Some of these innovations include cloud-based technology and automation, which are allowing lenders to deploy software tools with speed. These integrations also provide lenders with information to relevant data points of a borrower, such as their identity, income, credit history, etc., without needing to go through the expensive and lengthy manual verification process.
This allows faster processing, better risk assessment, and lowered overhead expenses, all while still providing loans to creditworthy borrowers at attractive interest rates. The automation process also enhances efficiency with the approval and disbursal process. It also helps lenders to evaluate and define the criteria for each loan, from interest rate, repayment tenure, and disbursal.
In India, the largest advantage that technology can offer is providing credit to the underserved masses. The implementation of GST in mid-2017 has been followed by a spike in digital adoption with businesses for book keeping and transactions. This has created a massive amount of financial data.

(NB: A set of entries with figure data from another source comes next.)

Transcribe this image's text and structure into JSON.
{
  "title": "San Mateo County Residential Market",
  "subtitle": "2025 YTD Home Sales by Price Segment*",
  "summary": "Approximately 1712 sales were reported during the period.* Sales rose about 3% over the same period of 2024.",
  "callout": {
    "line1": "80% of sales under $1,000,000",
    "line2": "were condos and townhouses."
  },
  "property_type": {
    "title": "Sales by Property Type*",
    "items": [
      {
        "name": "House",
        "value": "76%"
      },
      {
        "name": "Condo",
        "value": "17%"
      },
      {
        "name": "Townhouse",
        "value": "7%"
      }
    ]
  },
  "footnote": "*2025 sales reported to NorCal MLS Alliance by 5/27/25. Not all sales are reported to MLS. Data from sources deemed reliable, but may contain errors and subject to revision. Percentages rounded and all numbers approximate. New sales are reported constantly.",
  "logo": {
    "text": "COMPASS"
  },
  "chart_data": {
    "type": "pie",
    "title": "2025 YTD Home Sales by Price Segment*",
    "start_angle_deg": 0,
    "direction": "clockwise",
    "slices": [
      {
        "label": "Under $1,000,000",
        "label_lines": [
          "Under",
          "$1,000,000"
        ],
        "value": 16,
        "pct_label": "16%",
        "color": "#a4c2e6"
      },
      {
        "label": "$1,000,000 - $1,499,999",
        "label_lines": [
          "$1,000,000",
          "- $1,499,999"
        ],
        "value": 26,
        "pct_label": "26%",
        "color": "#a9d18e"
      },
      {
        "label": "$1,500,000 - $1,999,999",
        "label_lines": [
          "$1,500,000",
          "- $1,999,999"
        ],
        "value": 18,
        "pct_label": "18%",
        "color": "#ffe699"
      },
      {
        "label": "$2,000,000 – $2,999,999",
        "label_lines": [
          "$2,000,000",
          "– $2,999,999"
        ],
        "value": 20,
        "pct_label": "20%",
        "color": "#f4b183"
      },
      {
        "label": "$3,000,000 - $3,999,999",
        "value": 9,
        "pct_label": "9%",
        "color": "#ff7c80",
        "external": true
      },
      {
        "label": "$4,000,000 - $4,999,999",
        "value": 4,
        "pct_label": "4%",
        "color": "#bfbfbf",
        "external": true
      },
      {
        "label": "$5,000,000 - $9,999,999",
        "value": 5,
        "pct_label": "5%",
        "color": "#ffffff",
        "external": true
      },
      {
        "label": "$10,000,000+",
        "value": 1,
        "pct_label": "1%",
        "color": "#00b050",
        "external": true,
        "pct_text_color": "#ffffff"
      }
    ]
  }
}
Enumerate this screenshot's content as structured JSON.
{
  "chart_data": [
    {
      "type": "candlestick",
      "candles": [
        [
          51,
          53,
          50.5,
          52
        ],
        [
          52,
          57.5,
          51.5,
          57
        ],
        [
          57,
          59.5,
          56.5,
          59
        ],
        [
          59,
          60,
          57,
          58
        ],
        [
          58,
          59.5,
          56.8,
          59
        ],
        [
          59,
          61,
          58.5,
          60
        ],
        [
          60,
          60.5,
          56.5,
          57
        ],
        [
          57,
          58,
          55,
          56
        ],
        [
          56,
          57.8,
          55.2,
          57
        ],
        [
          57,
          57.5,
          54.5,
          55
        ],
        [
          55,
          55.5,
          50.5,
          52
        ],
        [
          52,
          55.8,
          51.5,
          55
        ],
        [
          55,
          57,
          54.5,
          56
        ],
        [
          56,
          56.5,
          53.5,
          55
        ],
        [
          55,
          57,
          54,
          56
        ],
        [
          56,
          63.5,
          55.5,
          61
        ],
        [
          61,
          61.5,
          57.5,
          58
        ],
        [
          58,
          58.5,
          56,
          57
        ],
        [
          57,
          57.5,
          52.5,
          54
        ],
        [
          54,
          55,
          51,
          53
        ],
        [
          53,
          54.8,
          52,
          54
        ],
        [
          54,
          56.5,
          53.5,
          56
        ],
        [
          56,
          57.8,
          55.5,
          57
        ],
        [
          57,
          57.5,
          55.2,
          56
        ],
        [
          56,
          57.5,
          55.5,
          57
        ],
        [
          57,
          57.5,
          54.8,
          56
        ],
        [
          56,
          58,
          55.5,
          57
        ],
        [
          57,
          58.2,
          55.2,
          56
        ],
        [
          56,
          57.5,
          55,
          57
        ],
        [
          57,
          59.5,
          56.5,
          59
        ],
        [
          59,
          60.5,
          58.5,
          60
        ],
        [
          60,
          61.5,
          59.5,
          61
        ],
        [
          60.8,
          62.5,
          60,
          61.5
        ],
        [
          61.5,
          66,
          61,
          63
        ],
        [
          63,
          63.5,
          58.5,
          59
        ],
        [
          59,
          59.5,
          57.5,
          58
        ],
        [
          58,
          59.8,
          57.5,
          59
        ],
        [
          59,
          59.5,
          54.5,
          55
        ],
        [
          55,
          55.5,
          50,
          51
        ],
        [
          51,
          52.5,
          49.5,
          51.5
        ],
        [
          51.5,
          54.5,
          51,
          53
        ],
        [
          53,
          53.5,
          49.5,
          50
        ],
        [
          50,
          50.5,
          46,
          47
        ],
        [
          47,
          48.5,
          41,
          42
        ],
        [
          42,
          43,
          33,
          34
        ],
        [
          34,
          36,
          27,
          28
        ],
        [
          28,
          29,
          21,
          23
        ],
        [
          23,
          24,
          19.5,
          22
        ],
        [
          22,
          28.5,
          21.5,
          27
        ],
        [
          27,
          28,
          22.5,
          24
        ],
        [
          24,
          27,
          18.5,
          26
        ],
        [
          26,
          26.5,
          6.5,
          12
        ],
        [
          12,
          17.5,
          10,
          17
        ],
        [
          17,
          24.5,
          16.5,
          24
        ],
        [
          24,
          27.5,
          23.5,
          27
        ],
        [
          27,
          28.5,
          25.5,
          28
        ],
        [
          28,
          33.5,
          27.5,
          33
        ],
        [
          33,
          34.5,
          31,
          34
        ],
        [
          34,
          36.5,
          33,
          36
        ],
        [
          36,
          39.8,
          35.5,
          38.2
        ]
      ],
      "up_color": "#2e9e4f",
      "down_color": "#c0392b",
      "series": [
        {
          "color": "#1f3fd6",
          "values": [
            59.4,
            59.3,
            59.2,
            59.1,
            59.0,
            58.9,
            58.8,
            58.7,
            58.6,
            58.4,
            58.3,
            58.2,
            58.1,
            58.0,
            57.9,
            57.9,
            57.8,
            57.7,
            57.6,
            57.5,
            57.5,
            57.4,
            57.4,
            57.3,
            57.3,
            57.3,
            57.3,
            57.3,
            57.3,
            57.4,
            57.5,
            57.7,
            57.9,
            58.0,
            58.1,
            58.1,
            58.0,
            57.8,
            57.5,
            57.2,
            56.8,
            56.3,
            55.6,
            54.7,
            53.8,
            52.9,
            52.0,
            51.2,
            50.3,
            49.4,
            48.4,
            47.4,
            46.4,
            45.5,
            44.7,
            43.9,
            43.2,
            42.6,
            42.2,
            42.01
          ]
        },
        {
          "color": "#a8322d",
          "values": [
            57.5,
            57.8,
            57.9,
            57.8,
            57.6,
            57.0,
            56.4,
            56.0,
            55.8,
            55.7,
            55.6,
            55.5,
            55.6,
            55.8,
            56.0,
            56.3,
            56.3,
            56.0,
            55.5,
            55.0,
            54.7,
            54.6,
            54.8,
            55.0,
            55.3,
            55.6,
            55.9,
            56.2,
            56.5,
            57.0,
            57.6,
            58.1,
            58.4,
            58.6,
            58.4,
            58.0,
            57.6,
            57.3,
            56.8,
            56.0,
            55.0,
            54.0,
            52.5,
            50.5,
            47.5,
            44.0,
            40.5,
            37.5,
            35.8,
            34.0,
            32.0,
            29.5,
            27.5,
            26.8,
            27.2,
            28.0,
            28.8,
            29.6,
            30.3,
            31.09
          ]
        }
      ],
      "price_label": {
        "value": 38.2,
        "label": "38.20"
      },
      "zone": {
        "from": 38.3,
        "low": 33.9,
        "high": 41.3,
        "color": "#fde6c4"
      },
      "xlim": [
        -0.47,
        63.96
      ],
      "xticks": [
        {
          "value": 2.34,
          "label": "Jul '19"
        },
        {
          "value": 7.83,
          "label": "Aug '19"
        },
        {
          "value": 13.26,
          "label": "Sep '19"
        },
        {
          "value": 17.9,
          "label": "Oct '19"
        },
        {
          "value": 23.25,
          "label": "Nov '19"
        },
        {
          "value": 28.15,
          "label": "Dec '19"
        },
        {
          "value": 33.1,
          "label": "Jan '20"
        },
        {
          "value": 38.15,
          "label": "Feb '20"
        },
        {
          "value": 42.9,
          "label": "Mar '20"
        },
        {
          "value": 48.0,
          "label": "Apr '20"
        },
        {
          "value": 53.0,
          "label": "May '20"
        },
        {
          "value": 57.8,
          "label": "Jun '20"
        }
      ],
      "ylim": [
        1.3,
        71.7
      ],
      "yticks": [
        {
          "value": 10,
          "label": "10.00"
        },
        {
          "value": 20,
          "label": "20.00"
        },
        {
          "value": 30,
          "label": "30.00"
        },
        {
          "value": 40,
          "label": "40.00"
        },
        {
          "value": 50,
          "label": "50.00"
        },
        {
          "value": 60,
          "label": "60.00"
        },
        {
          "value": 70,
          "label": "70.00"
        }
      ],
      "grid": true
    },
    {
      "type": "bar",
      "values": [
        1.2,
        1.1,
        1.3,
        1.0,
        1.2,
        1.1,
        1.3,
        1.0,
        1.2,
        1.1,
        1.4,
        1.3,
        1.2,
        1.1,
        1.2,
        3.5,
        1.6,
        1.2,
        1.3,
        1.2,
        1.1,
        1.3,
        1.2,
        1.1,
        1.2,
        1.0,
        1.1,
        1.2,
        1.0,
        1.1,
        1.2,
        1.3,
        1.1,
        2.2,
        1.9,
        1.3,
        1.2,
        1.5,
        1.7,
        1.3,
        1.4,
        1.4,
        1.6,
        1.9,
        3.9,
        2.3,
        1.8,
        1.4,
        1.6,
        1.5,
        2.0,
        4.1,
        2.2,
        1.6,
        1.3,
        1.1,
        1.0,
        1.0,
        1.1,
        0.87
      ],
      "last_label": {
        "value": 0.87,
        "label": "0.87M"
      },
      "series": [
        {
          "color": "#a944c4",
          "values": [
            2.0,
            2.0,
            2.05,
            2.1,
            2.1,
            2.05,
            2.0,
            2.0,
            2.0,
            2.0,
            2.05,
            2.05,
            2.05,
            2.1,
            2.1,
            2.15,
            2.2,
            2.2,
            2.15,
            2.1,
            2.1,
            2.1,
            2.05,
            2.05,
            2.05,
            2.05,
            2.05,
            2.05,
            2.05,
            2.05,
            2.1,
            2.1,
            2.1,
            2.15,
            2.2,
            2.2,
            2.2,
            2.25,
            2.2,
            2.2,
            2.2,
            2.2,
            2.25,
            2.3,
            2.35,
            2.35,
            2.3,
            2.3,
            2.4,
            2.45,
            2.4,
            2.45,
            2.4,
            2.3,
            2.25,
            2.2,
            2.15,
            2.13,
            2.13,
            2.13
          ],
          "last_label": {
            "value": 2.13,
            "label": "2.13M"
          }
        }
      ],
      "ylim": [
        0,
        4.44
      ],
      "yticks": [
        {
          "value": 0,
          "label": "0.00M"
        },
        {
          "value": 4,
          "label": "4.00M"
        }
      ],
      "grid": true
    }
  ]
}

NBFCs and fintech companies incorporate technology to factor in this data, along with alternative assessment parameters, including a borrower’s social data, on a real-time basis. This allows lenders to accurately gauge a borrower’s creditworthiness, even in the absence of conventional data points such as credit scores. Tools such as personal loan calculator can help borrowers discover how much their monthly loan EMI will amount to.
Benefits of New-Age Lending Platforms
- Fully digital process: Gone are the days of waiting in lengthy queues and filling out tedious paperwork at the bank. Loans can be taken from the comfort of one’s home, simply by visiting a lender’s website or app. Additionally, the digital process allows for more transactional transparency.
- Quick approval and disbursal: Earlier, it would take several weeks for an applicant to get an update on their loan status. The high turnaround time for loan approvals was due to the heavy paperwork and slow nature of the procedure, so as to ensure that risk assessment does not get compromised.
- Underwriting: With the conventional loan application process, borrowers were required to provide a lot more documentation than actually required. Online lending platforms only require a few basic KYC documents for the application process, as compared to banks.
- Unsecured loans: The biggest advantage of new-age lenders is their collateral-free loans. Unsecured loans eliminate the hassle for borrowers, who would otherwise have to arrange for sufficient collateral to pledge against a loan they avail from traditional lending institutions.
- Accessibility: Online lending platforms are able to provide access to credit to a wider audience segment than traditional institutions. With lower-income eligibility requirements, lenders can cater to a once previously ignored audience, while maintaining a low default risk.